When assessing whether or not a patient is faced with “undue delay”:
the national authorities are required to have regard to “all the circumstances of each specific case” including the patient’s medical condition and, where appropriate, the degree of pain and the nature and extent of the patient’s disability; and
although the national waiting time applicable in any particular case is a relevant matter to be considered, it cannot be considered determinative and in many – probably most – cases it is unlikely to be even a significant matter.
In the circumstances of the present case, the period of delay of NHS treatment which is tolerable before it reaches the level of what is “undue delay”, so as to result in a breach of Article 49 EC is:
a period very much less than the year with which the Claimant was faced by the decision communicated by the PCT (and endorsed by the Secretary of State) by letter dated November 21 2002; but
a period significantly (though probably not substantially) greater than the period of 3-4 months with which the Claimant was faced by the decision communicated by the PCT by letter dated 4 February 2003.
The materials currently published by the Secretary of State as to the procedures that an applicant should adopt to obtain reimbursement under the NHS for medical treatment abroad fall short of the requirement under Article 49 EC to have a “procedural system which is easily accessible”.

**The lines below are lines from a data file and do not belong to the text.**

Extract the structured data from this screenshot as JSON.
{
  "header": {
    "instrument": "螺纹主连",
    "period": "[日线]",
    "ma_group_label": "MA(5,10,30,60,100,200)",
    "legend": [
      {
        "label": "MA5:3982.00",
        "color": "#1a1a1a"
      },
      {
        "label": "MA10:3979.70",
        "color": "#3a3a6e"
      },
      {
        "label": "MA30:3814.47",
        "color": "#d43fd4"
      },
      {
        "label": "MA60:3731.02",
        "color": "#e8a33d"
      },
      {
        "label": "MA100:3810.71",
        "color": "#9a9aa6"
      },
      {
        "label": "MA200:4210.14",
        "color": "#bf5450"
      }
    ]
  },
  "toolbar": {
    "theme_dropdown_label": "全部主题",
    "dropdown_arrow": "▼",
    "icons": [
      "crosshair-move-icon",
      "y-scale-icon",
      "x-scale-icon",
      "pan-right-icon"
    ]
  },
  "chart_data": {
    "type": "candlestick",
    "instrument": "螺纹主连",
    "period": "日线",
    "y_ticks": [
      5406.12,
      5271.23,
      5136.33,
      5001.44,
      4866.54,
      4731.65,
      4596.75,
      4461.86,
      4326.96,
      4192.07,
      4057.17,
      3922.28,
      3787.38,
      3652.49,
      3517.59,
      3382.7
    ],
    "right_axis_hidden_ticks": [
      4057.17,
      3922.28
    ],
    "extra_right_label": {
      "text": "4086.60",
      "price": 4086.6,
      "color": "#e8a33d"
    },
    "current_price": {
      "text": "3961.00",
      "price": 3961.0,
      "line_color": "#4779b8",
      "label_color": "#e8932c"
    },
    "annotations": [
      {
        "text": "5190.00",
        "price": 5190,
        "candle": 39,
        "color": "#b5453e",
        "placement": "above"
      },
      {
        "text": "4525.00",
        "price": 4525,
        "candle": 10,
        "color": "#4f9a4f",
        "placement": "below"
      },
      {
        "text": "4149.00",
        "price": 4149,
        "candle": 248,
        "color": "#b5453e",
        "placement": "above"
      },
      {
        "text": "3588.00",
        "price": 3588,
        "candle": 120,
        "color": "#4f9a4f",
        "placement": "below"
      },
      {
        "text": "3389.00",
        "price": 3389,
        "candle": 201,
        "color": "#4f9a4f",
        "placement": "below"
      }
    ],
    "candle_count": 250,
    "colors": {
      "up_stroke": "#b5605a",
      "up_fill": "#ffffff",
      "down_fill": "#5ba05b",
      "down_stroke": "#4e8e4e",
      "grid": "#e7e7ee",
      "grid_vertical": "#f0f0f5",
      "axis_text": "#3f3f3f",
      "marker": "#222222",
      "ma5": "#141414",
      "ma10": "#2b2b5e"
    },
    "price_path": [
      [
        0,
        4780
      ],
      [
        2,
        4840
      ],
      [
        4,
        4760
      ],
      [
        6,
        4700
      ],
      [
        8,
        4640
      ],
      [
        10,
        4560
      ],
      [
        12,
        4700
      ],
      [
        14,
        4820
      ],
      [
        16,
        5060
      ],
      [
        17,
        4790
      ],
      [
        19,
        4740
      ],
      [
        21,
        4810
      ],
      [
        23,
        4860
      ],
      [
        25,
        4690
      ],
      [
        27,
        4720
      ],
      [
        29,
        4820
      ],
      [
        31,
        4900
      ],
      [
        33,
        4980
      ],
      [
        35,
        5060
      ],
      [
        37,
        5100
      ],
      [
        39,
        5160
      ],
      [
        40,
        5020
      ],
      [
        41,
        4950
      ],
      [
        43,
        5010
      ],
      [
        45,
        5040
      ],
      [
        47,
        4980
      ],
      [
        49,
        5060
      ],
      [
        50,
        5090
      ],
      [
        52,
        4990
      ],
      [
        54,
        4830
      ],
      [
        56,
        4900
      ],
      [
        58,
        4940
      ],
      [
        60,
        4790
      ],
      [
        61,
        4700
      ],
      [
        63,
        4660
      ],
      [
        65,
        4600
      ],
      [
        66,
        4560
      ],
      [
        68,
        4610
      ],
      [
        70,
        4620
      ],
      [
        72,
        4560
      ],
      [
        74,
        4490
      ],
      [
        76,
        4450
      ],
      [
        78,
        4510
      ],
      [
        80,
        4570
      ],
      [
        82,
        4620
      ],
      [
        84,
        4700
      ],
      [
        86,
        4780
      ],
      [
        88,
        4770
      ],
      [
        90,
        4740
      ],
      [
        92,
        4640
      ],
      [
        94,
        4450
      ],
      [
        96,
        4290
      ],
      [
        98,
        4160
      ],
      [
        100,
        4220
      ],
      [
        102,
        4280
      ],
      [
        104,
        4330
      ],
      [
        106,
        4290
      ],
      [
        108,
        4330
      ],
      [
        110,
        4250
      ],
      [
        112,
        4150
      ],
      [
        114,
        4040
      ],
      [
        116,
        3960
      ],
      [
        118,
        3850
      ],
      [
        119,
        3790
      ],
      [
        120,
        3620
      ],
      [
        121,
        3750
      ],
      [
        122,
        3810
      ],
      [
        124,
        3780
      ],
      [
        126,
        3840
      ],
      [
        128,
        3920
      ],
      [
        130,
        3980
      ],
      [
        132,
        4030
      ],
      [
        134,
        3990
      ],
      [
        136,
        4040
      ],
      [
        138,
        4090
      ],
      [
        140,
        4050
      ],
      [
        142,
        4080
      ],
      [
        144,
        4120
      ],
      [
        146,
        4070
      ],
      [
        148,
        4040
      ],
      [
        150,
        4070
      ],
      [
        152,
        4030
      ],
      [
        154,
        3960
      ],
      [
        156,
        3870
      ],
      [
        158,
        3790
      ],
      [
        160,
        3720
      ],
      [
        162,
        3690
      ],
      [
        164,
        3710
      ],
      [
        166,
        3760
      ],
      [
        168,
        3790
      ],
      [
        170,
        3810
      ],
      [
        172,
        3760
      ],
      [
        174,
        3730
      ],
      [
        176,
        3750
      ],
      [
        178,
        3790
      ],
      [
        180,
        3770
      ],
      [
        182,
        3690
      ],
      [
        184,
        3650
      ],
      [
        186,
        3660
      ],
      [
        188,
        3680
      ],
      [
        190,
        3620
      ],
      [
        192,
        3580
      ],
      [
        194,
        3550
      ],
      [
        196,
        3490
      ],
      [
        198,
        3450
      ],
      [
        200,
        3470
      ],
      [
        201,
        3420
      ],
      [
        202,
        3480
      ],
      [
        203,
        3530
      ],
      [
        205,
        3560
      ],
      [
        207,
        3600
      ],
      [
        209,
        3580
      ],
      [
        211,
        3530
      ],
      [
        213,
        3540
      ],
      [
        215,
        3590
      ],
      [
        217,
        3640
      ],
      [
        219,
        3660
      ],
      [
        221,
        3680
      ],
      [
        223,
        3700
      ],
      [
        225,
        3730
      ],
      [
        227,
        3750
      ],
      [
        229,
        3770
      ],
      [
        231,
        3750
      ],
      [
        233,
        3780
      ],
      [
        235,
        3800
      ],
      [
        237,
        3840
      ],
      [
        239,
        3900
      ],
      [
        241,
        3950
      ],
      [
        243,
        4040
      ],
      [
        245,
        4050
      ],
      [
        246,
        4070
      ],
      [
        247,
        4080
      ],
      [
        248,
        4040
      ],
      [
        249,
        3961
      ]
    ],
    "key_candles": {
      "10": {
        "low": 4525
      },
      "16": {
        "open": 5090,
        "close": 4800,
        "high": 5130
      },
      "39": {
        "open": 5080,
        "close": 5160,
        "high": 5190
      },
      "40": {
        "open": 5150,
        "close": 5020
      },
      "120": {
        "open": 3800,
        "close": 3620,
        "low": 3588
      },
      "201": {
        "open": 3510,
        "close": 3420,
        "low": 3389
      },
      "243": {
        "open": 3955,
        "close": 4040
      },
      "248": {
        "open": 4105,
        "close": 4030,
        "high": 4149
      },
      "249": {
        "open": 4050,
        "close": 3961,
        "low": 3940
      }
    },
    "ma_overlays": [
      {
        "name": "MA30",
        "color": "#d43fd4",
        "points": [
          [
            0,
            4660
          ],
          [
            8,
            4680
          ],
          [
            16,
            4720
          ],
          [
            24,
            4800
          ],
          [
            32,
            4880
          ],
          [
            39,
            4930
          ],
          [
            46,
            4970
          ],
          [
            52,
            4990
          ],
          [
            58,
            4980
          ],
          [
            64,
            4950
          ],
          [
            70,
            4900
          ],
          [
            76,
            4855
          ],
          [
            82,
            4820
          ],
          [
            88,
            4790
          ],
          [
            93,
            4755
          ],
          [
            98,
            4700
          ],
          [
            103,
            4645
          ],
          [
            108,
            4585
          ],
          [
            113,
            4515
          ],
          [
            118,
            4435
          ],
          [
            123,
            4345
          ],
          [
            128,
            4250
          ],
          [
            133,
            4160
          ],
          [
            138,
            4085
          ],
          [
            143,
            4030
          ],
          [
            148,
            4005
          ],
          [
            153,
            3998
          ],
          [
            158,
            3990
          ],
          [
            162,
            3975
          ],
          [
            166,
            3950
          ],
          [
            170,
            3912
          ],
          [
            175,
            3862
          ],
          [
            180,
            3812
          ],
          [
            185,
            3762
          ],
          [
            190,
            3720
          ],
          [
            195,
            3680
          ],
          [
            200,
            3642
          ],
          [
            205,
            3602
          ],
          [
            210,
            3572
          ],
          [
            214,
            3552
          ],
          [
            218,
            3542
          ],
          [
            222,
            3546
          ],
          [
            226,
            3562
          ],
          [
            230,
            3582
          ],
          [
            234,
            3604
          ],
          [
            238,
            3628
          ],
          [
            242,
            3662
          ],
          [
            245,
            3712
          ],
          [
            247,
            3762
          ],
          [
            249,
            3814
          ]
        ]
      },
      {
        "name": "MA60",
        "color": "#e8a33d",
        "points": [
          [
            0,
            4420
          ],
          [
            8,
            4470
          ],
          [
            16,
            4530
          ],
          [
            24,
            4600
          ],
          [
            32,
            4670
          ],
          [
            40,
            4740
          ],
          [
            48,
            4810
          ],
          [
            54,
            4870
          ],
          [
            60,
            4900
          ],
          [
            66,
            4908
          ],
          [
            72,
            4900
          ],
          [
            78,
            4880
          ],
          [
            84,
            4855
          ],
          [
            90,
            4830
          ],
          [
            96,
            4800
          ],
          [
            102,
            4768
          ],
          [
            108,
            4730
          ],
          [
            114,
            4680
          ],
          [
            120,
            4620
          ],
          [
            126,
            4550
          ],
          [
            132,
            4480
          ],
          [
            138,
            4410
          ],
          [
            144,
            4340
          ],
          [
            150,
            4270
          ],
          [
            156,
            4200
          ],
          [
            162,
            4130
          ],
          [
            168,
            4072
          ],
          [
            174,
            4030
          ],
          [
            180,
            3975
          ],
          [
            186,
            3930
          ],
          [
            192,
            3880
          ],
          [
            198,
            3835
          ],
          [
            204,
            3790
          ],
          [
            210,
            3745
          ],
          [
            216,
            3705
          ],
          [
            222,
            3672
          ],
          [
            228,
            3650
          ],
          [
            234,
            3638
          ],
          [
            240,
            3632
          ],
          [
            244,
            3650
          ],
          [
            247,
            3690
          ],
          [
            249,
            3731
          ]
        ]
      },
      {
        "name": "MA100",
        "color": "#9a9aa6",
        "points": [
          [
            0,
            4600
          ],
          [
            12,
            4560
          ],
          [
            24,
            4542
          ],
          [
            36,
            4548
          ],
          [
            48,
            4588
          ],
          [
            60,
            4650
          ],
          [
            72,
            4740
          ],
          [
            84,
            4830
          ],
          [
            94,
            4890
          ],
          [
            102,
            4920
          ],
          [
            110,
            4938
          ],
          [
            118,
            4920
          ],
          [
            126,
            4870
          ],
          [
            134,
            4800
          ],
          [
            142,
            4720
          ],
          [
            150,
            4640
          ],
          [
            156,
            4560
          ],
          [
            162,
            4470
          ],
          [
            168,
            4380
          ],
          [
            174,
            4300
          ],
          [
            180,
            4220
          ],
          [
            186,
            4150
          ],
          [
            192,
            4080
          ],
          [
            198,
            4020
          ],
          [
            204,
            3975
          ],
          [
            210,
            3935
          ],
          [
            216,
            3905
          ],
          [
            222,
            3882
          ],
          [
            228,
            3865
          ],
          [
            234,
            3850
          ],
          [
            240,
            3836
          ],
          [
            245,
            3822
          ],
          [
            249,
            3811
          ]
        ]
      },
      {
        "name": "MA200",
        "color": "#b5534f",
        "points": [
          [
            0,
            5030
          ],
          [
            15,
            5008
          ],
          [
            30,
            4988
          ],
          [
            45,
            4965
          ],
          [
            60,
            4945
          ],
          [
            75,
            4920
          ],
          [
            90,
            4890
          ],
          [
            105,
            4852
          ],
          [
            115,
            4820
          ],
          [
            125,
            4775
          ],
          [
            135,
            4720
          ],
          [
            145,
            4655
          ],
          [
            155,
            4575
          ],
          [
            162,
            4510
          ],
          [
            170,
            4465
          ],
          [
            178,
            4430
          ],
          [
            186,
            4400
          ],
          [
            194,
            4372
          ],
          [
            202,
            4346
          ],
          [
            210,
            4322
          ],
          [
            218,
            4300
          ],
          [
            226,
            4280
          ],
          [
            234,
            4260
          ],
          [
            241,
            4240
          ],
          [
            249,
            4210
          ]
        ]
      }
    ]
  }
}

Under Article 22 of Regulation 1408/71 Member States are bound to grant authorisation only where the treatment cannot be provided within such time as to ensure its effectiveness. Waiting lists and waiting times are of central significance in the context of Article 22 which, although it requires one to take account of the patient’s current state of health and the probable course of the disease, primarily directs attention to “the time normally necessary for obtaining the treatment in question in the Member State of residence.”
Reimbursement under Article 49 EC is calculated by reference to the legislation in force in the member state of the patient’s residence. Since hospital treatment is free at the point of delivery in the United Kingdom reimbursement by the United Kingdom authorities under Article 49 EC would be at the full cost of the treatment abroad.